Firstly, its two-stage parsing process aligns more closely with the human reading and understanding habits of documents. Conducting overall layout analysis first to clarify the element sequence, followed by in-depth parsing of each element, results in more accurate and logical parsing outcomes.

Secondly, Dolphin’s multimodal architecture is a significant innovation. It combines visual and textual information organically, enabling the full utilization of various cues in document images. For example, when parsing tables, it can not only recognize data through text but also determine table lines and row-column structures via visual features, improving table parsing accuracy.

Moreover, the introduction of the prompt interface greatly enhances Dolphin’s flexibility and expandability. Simple natural language prompts can guide the model to perform different parsing tasks without the need for complex retraining or adjustments of the model. This flexibility enables Dolphin to quickly adapt to various new document image parsing requirements and offers strong practicality.

Lastly, Dolphin’s efficiency and lightweight architecture are also notable advantages. While ensuring parsing performance, it can rapidly process document images, saving time and computational resources. This is particularly important for large-scale document image processing tasks.

Future Outlook for Dolphin

The open-sourcing of Dolphin injects new vitality into the field of document image parsing, and its future prospects are promising.

As technology evolves, Dolphin is expected to achieve further breakthroughs in several areas. One area is the expansion of language support. Currently, it primarily supports Chinese and English, but it can be extended to other languages to meet global document image parsing needs.

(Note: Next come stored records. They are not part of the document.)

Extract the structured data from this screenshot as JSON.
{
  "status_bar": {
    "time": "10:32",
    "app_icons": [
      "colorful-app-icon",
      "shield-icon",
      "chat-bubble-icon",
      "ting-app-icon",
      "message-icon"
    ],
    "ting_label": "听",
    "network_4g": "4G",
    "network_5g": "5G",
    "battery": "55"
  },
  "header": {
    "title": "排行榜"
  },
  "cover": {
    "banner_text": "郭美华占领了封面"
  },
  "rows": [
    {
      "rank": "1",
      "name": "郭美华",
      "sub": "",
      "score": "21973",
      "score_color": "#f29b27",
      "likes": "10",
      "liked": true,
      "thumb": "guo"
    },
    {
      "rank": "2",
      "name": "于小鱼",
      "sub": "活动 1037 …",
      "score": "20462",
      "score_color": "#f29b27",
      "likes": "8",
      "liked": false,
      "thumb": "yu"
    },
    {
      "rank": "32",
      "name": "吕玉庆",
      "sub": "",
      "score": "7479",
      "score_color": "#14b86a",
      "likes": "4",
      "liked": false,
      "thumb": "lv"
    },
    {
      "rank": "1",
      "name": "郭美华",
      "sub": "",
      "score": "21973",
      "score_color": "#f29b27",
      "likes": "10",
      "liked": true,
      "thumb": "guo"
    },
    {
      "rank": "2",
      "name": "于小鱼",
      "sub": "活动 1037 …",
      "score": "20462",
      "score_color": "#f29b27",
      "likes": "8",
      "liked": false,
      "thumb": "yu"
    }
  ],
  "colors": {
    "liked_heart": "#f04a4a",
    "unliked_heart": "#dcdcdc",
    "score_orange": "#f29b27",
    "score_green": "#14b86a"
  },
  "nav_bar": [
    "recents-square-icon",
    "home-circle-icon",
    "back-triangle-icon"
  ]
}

Another area is the enhancement of its ability to understand complex document images. Although Dolphin can already handle various complex document elements, the complexity of document images is limitless. There are still many special cases that require optimization. For example, documents with artistic fonts, complex layouts, multiple color overlays, and a mix of handwritten and printed text can be further improved in parsing algorithms to increase adaptability to complex situations.

Furthermore, Dolphin can achieve deeper integration with other technologies. It can be more closely combined with natural language processing technologies, data visualization technologies, knowledge graph technologies, etc. For instance, it can perform semantic analysis and sentiment analysis on parsed text content, visualize table data, and construct knowledge graphs from the knowledge points in documents, providing users with practical intelligent solutions.

Finally, further optimization of model performance and efficiency is expected. By improving model architecture, optimizing training methods, and applying hardware acceleration technologies, Dolphin can achieve faster parsing speeds and higher parsing accuracy while reducing computational resource requirements. This will enable its application in more devices and scenarios.

In summary, Dolphin, the open-sourced multimodal document image parsing model from ByteDance, boasts an innovative architecture, powerful functionality, and efficient performance. It holds a significant position in the field of document image parsing and offers broad application prospects. Whether for academic research or industrial applications, Dolphin provides valuable tools and technical support, driving the continuous advancement of document image parsing technologies.